GE, Communism and the recession

I have decided to listen to the podcast connected with Germany and money. The title of this podcast is “GE, Communism and the recession”. It was broadcasted on 2nd August 2009 at BBC World Service. You can also listen to this podcast now.
http://www.bbc.co.uk/iplayer/episode/p003s71s/Business_Weekly_GE_Communism_and_the_recession/
Business Weekly talks to Jeff Immelt of GE on the challenge of leading one of the world's biggest firms during the recession. Plus how are the old communist countries faring during this meltdown?
Vladimir Ilyich Lenin got much wrong but one thing right. His advice: "descend, seek another path, longer, perhaps, but one that will enable them to reach the summit".
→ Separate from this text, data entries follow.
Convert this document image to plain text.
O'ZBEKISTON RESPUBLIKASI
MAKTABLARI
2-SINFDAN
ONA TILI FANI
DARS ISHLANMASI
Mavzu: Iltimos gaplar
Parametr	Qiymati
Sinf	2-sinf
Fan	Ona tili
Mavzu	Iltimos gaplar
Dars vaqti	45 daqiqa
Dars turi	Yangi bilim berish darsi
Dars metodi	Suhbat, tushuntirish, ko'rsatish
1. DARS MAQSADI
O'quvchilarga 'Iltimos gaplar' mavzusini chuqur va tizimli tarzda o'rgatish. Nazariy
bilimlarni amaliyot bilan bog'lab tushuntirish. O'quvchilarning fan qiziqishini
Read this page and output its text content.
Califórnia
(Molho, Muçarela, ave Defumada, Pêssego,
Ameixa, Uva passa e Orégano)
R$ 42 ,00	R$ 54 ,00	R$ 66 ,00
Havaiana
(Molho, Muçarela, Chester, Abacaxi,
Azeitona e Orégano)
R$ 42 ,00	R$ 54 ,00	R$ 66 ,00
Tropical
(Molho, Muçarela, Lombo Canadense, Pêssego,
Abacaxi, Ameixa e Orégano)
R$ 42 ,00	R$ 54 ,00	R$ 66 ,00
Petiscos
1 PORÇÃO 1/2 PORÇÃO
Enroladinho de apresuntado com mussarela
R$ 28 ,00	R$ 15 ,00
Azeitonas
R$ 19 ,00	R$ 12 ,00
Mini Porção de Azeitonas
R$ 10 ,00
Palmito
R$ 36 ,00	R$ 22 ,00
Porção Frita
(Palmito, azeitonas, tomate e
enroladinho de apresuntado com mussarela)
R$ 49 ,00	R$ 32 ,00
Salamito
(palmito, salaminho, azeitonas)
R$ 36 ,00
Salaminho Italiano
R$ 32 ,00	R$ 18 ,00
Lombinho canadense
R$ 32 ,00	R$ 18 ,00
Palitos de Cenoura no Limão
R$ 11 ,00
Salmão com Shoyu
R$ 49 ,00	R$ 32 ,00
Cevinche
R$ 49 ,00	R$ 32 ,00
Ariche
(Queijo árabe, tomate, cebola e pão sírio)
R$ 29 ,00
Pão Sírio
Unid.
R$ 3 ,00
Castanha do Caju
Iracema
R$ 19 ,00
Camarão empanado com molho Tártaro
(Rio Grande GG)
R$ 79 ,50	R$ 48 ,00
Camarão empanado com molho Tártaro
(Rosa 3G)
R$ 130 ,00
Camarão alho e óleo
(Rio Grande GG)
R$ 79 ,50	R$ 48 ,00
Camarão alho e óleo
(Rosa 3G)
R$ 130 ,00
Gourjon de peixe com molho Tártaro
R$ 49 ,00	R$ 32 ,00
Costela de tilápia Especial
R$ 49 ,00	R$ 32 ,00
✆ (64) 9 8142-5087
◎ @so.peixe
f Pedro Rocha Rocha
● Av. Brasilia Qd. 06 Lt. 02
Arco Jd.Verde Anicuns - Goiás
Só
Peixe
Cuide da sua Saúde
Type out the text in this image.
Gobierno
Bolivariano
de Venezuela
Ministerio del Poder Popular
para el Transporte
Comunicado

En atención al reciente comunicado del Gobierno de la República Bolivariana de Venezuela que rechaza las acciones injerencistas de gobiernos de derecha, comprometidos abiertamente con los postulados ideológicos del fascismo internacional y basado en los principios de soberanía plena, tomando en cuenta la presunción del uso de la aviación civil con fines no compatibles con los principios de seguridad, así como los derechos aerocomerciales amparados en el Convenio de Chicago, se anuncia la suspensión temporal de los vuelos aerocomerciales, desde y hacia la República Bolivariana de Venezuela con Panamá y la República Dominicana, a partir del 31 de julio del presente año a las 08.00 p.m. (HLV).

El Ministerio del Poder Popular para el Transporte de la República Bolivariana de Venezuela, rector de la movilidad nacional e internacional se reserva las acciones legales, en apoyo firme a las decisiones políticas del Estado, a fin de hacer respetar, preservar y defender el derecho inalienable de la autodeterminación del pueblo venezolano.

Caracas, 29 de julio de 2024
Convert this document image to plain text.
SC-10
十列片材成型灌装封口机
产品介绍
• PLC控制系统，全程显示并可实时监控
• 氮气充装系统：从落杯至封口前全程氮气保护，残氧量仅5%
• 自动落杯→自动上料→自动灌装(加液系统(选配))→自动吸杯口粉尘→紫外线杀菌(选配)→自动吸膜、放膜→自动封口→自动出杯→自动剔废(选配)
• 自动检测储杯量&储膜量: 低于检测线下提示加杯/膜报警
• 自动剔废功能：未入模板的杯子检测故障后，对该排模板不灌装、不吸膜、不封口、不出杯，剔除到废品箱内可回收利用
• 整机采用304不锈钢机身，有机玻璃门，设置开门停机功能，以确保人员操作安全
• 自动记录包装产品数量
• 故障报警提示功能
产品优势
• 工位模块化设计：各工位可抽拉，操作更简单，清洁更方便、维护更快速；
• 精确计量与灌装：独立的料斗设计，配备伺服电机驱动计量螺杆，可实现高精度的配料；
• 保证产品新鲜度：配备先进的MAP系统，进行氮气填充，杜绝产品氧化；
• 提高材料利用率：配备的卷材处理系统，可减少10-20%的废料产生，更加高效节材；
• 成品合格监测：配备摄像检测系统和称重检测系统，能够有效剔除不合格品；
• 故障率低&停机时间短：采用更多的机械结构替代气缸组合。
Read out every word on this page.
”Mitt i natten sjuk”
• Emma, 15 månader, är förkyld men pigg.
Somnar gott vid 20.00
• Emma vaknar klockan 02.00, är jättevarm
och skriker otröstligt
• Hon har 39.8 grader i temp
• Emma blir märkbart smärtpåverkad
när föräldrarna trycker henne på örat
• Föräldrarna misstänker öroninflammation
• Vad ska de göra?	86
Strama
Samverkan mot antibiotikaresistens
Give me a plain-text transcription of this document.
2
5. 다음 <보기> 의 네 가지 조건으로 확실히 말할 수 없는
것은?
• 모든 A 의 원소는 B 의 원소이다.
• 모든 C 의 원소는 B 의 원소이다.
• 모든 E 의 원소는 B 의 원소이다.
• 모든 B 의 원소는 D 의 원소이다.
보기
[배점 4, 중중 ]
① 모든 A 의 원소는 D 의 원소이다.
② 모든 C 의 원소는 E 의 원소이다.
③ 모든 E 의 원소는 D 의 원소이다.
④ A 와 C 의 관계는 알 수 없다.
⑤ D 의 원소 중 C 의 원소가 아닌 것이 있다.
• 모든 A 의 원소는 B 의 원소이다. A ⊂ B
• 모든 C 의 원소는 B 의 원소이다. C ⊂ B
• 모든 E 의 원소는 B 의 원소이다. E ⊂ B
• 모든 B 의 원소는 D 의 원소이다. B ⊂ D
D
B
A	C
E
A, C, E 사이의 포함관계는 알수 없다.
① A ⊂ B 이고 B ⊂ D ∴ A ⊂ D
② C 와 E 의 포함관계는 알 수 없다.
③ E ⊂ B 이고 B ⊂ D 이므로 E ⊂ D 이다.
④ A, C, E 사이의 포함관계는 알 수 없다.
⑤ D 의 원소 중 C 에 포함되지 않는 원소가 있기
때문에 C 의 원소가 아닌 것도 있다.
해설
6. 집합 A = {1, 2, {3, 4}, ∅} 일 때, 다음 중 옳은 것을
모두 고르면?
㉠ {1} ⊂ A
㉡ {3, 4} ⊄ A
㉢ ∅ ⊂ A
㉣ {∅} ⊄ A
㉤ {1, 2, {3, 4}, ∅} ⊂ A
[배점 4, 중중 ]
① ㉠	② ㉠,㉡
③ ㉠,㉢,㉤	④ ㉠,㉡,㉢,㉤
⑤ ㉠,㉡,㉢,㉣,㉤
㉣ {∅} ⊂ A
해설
Clearly, the chief executive of GE had been reading Lenin. Jeff Immelt took the top job. And then came the great skid which affected GE in lots of ways. Jeff Immelt gave the BBC's Business Editor, Robert Peston, his broad impression of what had gone wrong.
Twenty years ago, the Berlin Wall came down and soon after the German Democratic Republic, the old East Germany, was dead. Now its capitalist successor, the eastern part of the unified Germany, undergoes the ructions of recession.
In the long-standing capitalist countries, crises come and crises go. But what about the old Communist world where memories remain of communism, perhaps sepia tinged memories as time alters realities.
Finally, does micro lending really work? Every year billions of dollars are ploughed into this sort of lending, and part of that is supplied through aid money, from donor governments. But is it money well spent? Dean Karlan, professor of economics at Yale University, had studied this question - and made the study rigorous by comparing groups with a control group in the Philippines.
As for me, this podcast is a little bit difficult. It is very long and contains diverse new unfamiliar words. But it was very interesting and exciting. Now I know a lot about Germany, Communism and the recession.